Horizons

Chronique littéraire publiée dans l'Eau vive

J’assiste à la Coupe du monde
Mélanie Fossourier

J’assiste à la Coupe du monde

Il y a quelques semaines, mon mari est arrivé triomphant, comme si on avait gagné la Ligue des champions : il avait réussi à obtenir des places pour la Coupe du monde de football.

Il ne s’agissait pas d’un coup de tête, c’était son but depuis des mois. Je me disais que ça allait nous coûter un rein, mais comme il avait l’air d’y tenir, j’ai laissé pisser. Je suis de bonne composition. Ce n’est pas tous les jours qu’on joue le tournoi à domicile !

Ce n’est pas tous les jours que le Canada joue le tournoi tout court. Raison de plus pour en profiter, pour une fois que nous faisons partie des trente-deux équipes qualifiées. Que dis-je ! Quarante-huit ! Décidément tout augmente.

Pour avoir le droit de débourser deux mille dollars et assister à un match, mon mari avait été sur tous les terrains. Inscrit à plusieurs tirages au sort, il avait même hésité à se procurer un RTB, right to buy, qui permettait d’acheter un droit à acheter un billet.

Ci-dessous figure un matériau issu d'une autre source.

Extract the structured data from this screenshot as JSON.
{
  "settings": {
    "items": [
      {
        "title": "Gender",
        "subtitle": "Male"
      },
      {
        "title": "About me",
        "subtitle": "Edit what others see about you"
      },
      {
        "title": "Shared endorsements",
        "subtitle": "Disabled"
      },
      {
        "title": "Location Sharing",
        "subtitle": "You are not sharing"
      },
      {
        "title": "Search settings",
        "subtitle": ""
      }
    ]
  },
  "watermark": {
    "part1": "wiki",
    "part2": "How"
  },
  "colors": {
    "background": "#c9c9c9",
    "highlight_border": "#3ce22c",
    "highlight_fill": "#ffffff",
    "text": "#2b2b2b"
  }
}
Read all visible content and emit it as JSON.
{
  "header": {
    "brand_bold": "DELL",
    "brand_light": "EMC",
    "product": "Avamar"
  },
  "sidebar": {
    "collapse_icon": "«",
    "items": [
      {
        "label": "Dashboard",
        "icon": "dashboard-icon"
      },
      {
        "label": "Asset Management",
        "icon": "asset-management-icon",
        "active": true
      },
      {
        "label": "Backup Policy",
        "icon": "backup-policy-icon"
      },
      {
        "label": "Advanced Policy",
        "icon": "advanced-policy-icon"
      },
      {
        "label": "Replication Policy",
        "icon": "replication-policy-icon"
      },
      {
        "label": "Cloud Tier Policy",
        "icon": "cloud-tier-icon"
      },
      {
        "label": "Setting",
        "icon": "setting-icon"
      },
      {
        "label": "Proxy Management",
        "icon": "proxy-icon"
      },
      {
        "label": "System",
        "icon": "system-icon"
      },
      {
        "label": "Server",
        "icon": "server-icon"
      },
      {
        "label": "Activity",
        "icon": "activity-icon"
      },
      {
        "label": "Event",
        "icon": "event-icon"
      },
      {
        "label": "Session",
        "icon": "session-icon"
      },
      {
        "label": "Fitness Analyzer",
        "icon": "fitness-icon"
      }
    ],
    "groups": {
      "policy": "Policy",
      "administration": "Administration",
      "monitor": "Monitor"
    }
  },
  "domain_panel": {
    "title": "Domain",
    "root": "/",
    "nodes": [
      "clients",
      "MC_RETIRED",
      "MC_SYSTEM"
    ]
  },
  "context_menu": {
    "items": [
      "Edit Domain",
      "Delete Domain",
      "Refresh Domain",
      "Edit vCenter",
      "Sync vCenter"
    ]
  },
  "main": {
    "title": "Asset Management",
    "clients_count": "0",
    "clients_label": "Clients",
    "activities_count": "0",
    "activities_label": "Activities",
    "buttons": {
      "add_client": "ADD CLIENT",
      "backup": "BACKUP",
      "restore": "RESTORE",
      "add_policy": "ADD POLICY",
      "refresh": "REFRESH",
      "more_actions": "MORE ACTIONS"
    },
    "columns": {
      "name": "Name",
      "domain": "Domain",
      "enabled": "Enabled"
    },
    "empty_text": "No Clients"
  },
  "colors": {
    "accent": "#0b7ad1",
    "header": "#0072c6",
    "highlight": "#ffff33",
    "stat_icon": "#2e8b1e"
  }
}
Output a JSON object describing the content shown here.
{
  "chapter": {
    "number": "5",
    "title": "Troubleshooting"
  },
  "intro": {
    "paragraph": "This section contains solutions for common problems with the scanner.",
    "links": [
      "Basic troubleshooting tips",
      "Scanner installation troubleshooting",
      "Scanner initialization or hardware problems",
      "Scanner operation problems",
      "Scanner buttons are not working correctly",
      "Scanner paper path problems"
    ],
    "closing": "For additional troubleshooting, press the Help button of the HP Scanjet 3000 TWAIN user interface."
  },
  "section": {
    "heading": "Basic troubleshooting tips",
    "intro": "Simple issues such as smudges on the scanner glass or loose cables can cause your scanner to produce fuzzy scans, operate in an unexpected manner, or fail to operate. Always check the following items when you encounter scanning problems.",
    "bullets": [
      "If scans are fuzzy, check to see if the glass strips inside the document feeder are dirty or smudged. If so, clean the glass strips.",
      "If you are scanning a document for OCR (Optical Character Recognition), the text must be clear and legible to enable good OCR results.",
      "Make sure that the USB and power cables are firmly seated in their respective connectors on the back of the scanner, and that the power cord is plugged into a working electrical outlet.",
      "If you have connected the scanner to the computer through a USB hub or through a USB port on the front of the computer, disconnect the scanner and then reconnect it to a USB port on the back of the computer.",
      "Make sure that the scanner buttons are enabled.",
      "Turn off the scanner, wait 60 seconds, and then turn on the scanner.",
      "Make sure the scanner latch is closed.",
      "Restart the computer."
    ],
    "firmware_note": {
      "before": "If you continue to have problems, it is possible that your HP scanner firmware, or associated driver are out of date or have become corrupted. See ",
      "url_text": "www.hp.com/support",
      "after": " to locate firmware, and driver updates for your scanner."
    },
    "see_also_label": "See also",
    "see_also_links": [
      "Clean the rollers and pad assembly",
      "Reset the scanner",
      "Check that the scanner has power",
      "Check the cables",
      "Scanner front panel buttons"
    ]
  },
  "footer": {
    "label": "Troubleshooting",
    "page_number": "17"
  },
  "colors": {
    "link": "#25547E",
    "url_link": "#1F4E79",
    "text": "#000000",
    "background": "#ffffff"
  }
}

Ça sentait l’embrouille. Il avait renoncé.

Je vous épargne les interminables files d’attente en ligne et les infos échangées avec les autres papas de l’équipe U12 de notre fils pour se procurer le fameux sésame. Et ça avait payé ! Payer, c’est le mot adéquat.

La mauvaise nouvelle, c’est qu’on ne pouvait avoir que quatre billets à la fois. Et comme dans notre famille de cinq, je suis la seule à ne pas jouer au foot, j’ai cru que j’allais rester sur la touche.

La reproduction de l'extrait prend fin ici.